Saturday was actually a really nice morning in Edinburgh, cold and frosty, but calm with very little wind. I arrived in plenty of time and started a warm up. I wanted to get about 7 miles in total and as I had a haircut appointment at 10:30 I needed to get a few miles in before the race. So I headed down on the promenade and started to jog around the course. It was icy, but the corners had been gritted. Silverknowes has 3 tight corners and without the grit could have been pretty treacherous.
After my warm up I made my way to the start line and bumped into Paul. He had been back running a few weeks and like me was down to ‘see where he was’ from a current fitness perspective. After a long introduction the 500+ runners were off and the usual sprint was underway. I let about 10 runners go, knowing that their pace would not be sustained. After about 400m I was in the lead, but only briefly as a young lad streamed past me and opened up a 10-15 metre gap. I felt ok and went through the first mile in around 5:20. I felt I could sustain this pace and so decided not to catch the leader and let the race unfold. By about 2k the lead runner was starting to slow a little and I caught him at a corner as we both took it precariously, him more than me ;).
I had chosen my Adidas Adios Boost shoes and while they are light weight and very comfortable, they are not good in icy or wet conditions and I was slipping about the place, particularly on the corners.
As we turned the next corner we were running into the wind (about 10mph, enough to knock you back a little) and so I sat behind the lead runner for about 400m. Deciding that the pace was slowing too much I overtook the lead runner and opened a small gap, but I had went too soon and with about 1km to go, I knew that any further slowing would mean losing the lead again.
I dug deep in the last 400m to retain 1st position, crossing the line in a whisker under 17 minutes. Not my finest hour over this distance, but I was pleased with the effort. The average pace had slowed from the first mile, but that is usually the case. The event has given me an estimate of my current fitness level as I embark on this phase of training.
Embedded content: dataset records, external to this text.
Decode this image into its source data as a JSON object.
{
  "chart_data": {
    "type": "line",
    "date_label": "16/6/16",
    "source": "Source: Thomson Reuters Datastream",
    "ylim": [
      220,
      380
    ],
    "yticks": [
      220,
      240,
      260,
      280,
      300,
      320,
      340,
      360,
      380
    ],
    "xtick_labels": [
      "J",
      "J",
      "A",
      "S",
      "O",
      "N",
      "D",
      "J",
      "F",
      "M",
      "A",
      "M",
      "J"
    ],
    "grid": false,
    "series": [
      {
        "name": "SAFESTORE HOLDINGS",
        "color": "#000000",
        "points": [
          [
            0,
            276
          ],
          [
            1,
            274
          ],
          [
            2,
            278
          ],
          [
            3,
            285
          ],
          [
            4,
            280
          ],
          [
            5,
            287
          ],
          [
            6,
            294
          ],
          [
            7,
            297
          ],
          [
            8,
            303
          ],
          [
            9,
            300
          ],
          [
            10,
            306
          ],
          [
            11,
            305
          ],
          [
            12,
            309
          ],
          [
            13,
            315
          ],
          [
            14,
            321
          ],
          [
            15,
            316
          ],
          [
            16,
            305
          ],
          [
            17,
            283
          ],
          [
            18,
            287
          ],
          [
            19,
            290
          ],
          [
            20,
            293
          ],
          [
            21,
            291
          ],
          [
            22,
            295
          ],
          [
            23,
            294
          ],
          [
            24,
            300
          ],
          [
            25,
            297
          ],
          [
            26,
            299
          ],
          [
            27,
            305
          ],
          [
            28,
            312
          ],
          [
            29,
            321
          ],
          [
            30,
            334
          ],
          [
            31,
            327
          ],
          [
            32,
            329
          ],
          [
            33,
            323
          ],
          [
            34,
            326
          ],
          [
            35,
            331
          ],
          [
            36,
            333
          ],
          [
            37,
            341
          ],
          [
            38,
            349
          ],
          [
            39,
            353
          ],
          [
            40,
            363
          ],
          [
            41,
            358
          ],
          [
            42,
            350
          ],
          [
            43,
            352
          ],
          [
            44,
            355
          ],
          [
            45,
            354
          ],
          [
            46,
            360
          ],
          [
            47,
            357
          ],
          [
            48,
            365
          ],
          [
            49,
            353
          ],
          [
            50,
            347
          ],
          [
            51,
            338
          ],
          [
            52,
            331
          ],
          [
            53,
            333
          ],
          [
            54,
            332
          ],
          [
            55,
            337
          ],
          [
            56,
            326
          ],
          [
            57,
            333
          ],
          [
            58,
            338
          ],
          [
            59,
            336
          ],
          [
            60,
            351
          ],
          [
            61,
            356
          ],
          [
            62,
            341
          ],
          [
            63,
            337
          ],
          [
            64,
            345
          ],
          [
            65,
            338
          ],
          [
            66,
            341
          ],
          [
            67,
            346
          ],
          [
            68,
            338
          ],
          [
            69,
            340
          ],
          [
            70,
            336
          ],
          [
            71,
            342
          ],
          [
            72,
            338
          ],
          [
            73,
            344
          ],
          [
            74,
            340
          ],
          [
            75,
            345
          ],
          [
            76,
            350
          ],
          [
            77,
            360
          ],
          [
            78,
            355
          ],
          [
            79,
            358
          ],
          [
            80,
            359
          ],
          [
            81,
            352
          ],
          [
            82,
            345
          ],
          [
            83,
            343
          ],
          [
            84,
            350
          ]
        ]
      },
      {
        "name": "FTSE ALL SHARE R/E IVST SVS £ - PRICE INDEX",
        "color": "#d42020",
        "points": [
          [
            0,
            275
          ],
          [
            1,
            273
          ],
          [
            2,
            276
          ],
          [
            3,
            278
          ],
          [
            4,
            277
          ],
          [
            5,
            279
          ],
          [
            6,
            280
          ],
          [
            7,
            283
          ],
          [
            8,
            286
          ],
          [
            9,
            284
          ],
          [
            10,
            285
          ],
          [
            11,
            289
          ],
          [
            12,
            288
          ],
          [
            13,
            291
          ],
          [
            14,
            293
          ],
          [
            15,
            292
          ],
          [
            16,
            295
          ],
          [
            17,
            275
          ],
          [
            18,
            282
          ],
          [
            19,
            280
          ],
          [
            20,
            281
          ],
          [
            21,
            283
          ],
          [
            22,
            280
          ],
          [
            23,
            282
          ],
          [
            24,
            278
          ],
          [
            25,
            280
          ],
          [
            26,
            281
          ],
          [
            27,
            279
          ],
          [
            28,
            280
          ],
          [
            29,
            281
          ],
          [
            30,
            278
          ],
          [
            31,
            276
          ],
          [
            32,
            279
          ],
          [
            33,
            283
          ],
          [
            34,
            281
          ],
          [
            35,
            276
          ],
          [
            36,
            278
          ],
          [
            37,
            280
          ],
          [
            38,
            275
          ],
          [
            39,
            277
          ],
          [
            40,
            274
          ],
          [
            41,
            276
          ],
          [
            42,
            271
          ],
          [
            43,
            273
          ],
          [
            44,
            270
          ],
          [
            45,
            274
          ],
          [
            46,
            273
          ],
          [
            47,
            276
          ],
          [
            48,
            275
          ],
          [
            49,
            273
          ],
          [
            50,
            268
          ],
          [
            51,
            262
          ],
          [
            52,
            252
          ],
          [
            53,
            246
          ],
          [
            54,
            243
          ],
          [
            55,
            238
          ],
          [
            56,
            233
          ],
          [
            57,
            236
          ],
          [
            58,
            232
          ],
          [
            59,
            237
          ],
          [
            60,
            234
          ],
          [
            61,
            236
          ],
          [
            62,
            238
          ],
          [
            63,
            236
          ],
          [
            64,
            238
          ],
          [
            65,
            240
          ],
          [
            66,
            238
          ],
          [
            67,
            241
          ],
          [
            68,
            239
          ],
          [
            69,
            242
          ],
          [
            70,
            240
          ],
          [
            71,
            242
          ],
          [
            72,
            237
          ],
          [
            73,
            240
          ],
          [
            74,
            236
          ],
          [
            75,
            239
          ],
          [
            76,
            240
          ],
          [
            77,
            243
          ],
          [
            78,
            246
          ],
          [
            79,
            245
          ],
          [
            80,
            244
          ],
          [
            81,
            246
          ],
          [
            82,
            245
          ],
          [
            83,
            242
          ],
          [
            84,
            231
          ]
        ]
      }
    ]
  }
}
I’m now almost 4 weeks into my new training plan and while the mileage has been drastically cut the amount of effort based workouts has increased from my usual training. The variety of sessions and paces is really keeping me motivated and I feel fresher than I have for about 4 or 5 years. I am hoping that I can retain this freshness over the coming months. If I can then I will be more confident that I can start to produce some half decent times again.
There also isn’t any pain to report, another first for a long time. This is probably a combination of things, diet, mobility, stretching and reduced training volume, so would be difficult to pinpoint the most effective method. I don’t think I can remember the last time I was completely injury free. This helps with motivation: When you are carrying an injury or niggle it is very difficult to get out and run, the pain always at the back of your mind. I am looking forward to running now, again, having not felt like this for a number of years.
Things are looking up, it would be great to get to the start line of the next target race feeling fresh, well trained and ready to run well. I’m confident that this time around, this will happen.